“Egregio consigliere, evidenti incongruenze della legge elettorale regionale le hanno assegnato un compito alquanto gravoso e delicato, essendo l'unico rappresentante del nostro territorio in seno al consiglio regionale. Sulla sua persona peseranno le tante istanze di un territorio ormai ai margini da tutto. E' una grande povertà, e la conseguente massiccia emigrazione, a caratterizzare tutti i nostri comuni”.
Parte da qui la lettera aperta che Piero Mancini, Consorzio Bn 3, indirizza a l consigliere regionale Erasmo Mortaruolo. “La nostra provincia risulta sempre agli ultimi posti di qualsivoglia statistica. Questa oggettiva e disperante situazione non è un castigo divino. E' il frutto di un modo scellerato di amministrare un territorio che poteva dare esiti migliori. Una classe dirigente, specialmente quella rappresentata dai sindaci, (veri e propri dominus medioevali) dal portato familistico e più intenti a gonfiare la scarsella che amministrare saggiamente, e con lungimiranza, il bene comune. La sua voce solitaria, pur essendo inserito nella maggioranza, oggettivamente non può fare il miracolo di invertire una rotta che porterà, nei prossimi anni, ad un situazione sociale catastrofica.
Ciò riconosciuto, non potrà esimersi dal porre in seno al consiglio, e all'attenzione degli assessori competenti, i gravosi problemi che affliggono il nostro territorio. Uno dei più gravi e annosi, (cinque anni, il prossimo 27 c.m.), è quello rappresentato dai 121 dipendenti dei tre Consorzi di bacino che per dieci anni hanno effettuato la raccolta differenziata nella nostra provincia. Lei conosce bene questa anomala e scandalosa vertenza.
La conosce direttamente in quanto alcuni lavoratori occuparono per qualche giorno la sede provinciale del suo partito.
Devo riconoscerle che, in quanto segretario provinciale, si comportò nella circostanza con grande comprensione e signorilità. Tanto che gli occupanti furono trattati benissimo, da ospiti.

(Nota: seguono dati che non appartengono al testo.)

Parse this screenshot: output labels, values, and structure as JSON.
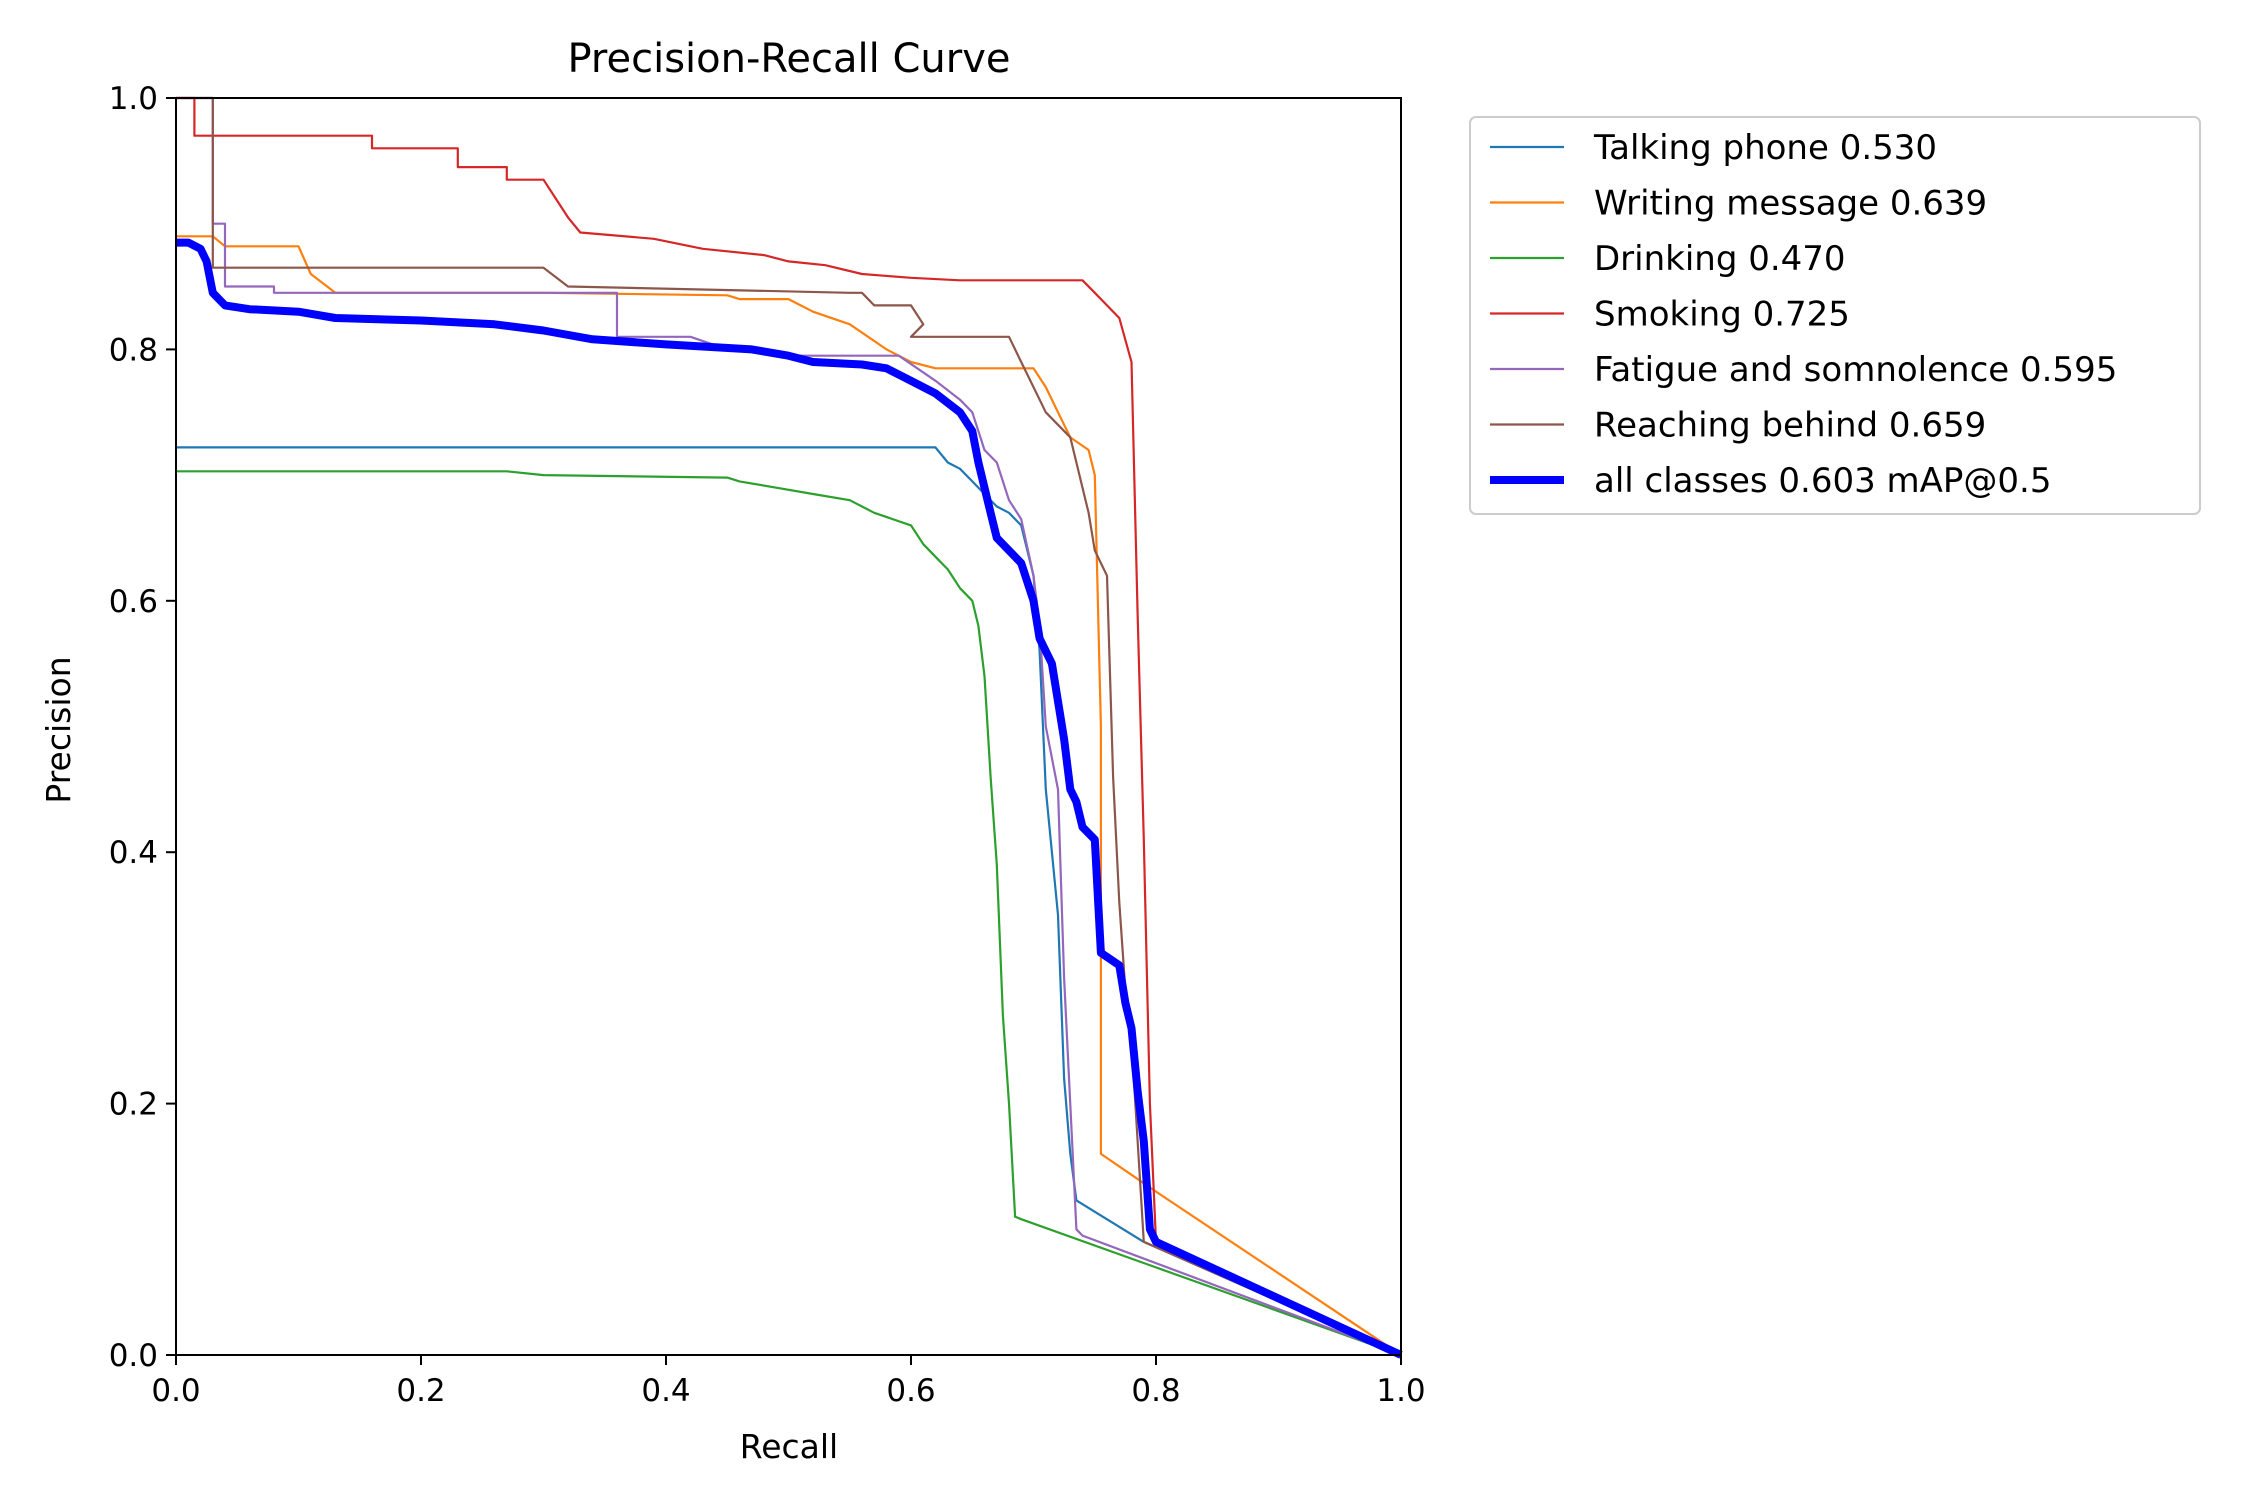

Ciò le deve essere riconosciuto e ascritto a suo merito. Dopo cinque anni è assolutamente necessario che questa tragica vertenza venga risolta. Qualora ciò avvenisse, acquisterebbe molto credito presso tante famiglie ridotte sul lastrico. Al punto in cui siamo non è facile raddrizzare questo gommone a cui sono aggrappati i 121 lavoratori. Interessi politici ed economici hanno relegato i lavoratori in questa disperata situazione. Interessi forti, vitali e sempre vivi. Interessi portati alla luce anche dal consigliere comunale Giovanni Zarro: “I rifiuti costano tanto perché c'è la quota di politichese che essi inglobano”, commissione comunale finanze del 13 febbraio 2015, e pure dall'amministratore delegato della Samte, Nicolino Cardone: “Alcuni Comuni, a partire dal capoluogo, imposero l'alt all'iter di appalto pubblico avviato da Samte per l'affidamento dei servizi integrati di raccolta dei rifiuti solidi urbani, al fine del conseguimento della gestione unitaria così come prevista dalla legge. Se ciò fosse avvenuto si sarebbe determinata una razionalizzazione delle attività e quindi una conseguente riduzione dei costi”. Ha ragione Nicolino Cardone. Infatti i costi, annuali, sono raddoppiati: dai venti milioni, preventivati dalla Samte, si è passati a ben quarantadue milioni!”
E per venire a capo della vicenda Mancini chiede un incontro: “Per cercare una strada percorribile, le chiedo di acconsentire ad incontrarla. I suoi impegni sono sicuramente aumentati, sono certo, però, che troverà un po' di tempo per ascoltarmi. Le assicuro che non sarebbe tempo perso e, in tal modo, si possono anche evitare situazioni di aspro conflitto e sterile contrapposizione”.